Published 15/11/2013 | 08:19
Former US Open champion and Portrush native Graeme McDowell admitted the possibility of staging one of golf's four major championships was "very bizarre," adding: "It's always been a dream of mine to play the Open there but the US PGA would do nicely".
"It's very bizarre and an amazing statement. I couldn't believe it and read it three times. I had heard the US PGA was looking at going global, which is a very positive step forward, but I was expecting Asia, not the north coast of Ireland.
"Even if it never comes to fruition it's a great boost to be mentioned in that breath. My brother Gary is on the greenkeeping staff there and he will have a spring in his step.
"Having three majors in America with the way the game is growing is a little too weighted. It's the fourth major of four so taking it somewhere else would really boost the interest. Asia, Australia or Europe would really embrace it."
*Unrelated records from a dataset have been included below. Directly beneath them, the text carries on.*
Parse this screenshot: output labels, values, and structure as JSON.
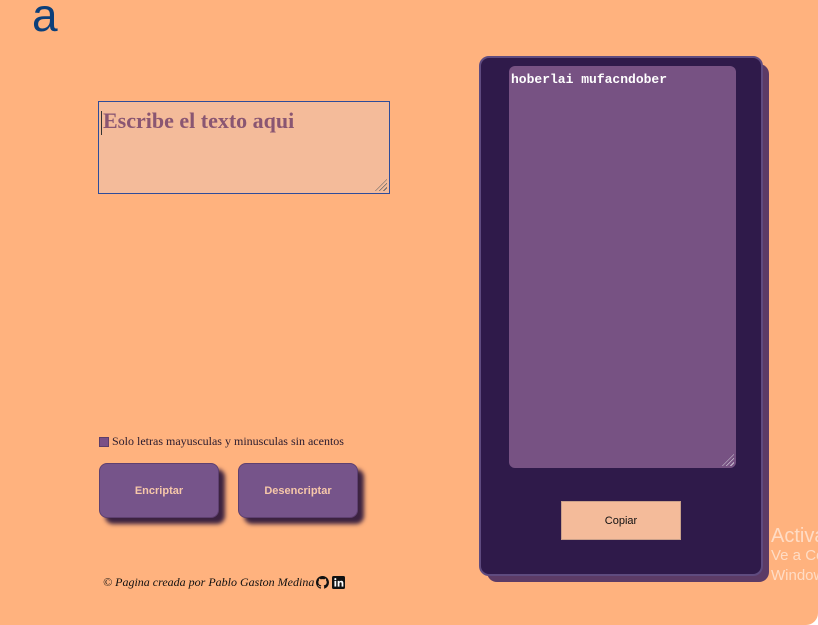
{
  "logo": {
    "glyph": "a"
  },
  "input": {
    "placeholder": "Escribe el texto aqui"
  },
  "hint": {
    "text": "Solo letras mayusculas y minusculas sin acentos"
  },
  "buttons": {
    "encrypt": "Encriptar",
    "decrypt": "Desencriptar",
    "copy": "Copiar"
  },
  "output": {
    "text": "hoberlai mufacndober"
  },
  "footer": {
    "text": "© Pagina creada por Pablo Gaston Medina"
  },
  "watermark": {
    "line1": "Activa",
    "line2": "Ve a Co",
    "line3": "Window"
  },
  "colors": {
    "background": "#ffb27e",
    "panel": "#2f1a4a",
    "output": "#775283",
    "button": "#76548a",
    "input": "#f4bb9a"
  }
}
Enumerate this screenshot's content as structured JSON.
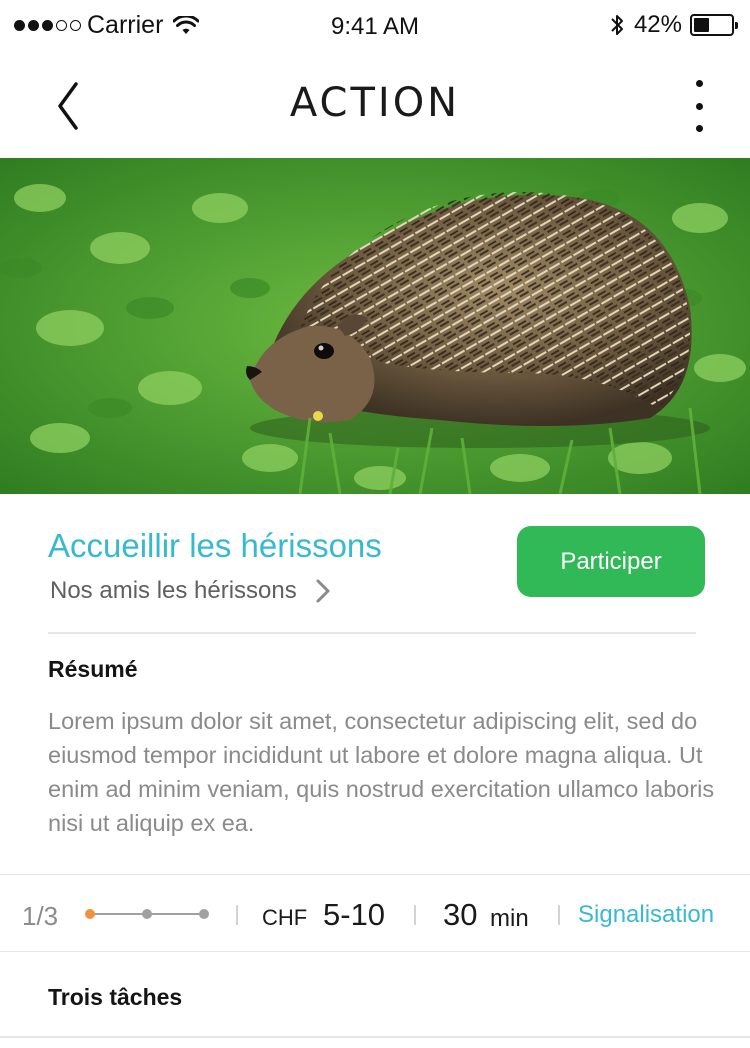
{
  "status_bar": {
    "carrier": "Carrier",
    "time": "9:41 AM",
    "battery_text": "42%",
    "battery_level": 0.42
  },
  "nav": {
    "title": "ACTION",
    "back_icon": "chevron-left-icon",
    "more_icon": "more-vertical-icon"
  },
  "hero": {
    "icon": "hedgehog-photo"
  },
  "action": {
    "title": "Accueillir les hérissons",
    "category": "Nos amis les hérissons",
    "participate_label": "Participer"
  },
  "summary": {
    "heading": "Résumé",
    "text": "Lorem ipsum dolor sit amet, consectetur adipiscing elit, sed do eiusmod tempor incididunt ut labore et dolore magna aliqua. Ut enim ad minim veniam, quis nostrud exercitation ullamco laboris nisi ut aliquip ex ea."
  },
  "info_bar": {
    "step": "1/3",
    "progress_steps": 3,
    "progress_current": 1,
    "currency": "CHF",
    "cost": "5-10",
    "duration_value": "30",
    "duration_unit": "min",
    "report_label": "Signalisation"
  },
  "tasks": {
    "heading": "Trois tâches"
  },
  "colors": {
    "accent": "#38b9d2",
    "button": "#31b857",
    "progress_active": "#f2913d",
    "progress_inactive": "#a0a0a0"
  }
}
Royal Portrush has emerged as a surprise contender to stage the US PGA Championship if the PGA of America goes ahead with plans to stage the event outside the United States.
The PGA of America confirmed last month that a committee is studying the impact of holding the event around the world, with the earliest possible date in 2020.
It had been thought that Asia would be the most likely venue, but PGA of America president Ted Bishop told Golf Channel's 'Morning Drive' programme on Thursday that he was interested in Portrush.
"Royal Portrush would be a great first international major," he said. "I think given the powerful effect that Irish golfers have on the professional game today, that might be a good place to start."
The R&A denied reports this summer that the Open Championship was set to be held at Portrush in either 2018 or 2019. R&A chief executive Peter Dawson admitted earlier this year that Portrush is "a fantastic golf course," but concerns remain over the infrastructure required to stage a major and Dawson feels the current nine-course Open rota is "about right".
The Northern Irish course has not hosted a major since the 1951 Open, but the Irish Open was a huge success there in 2012.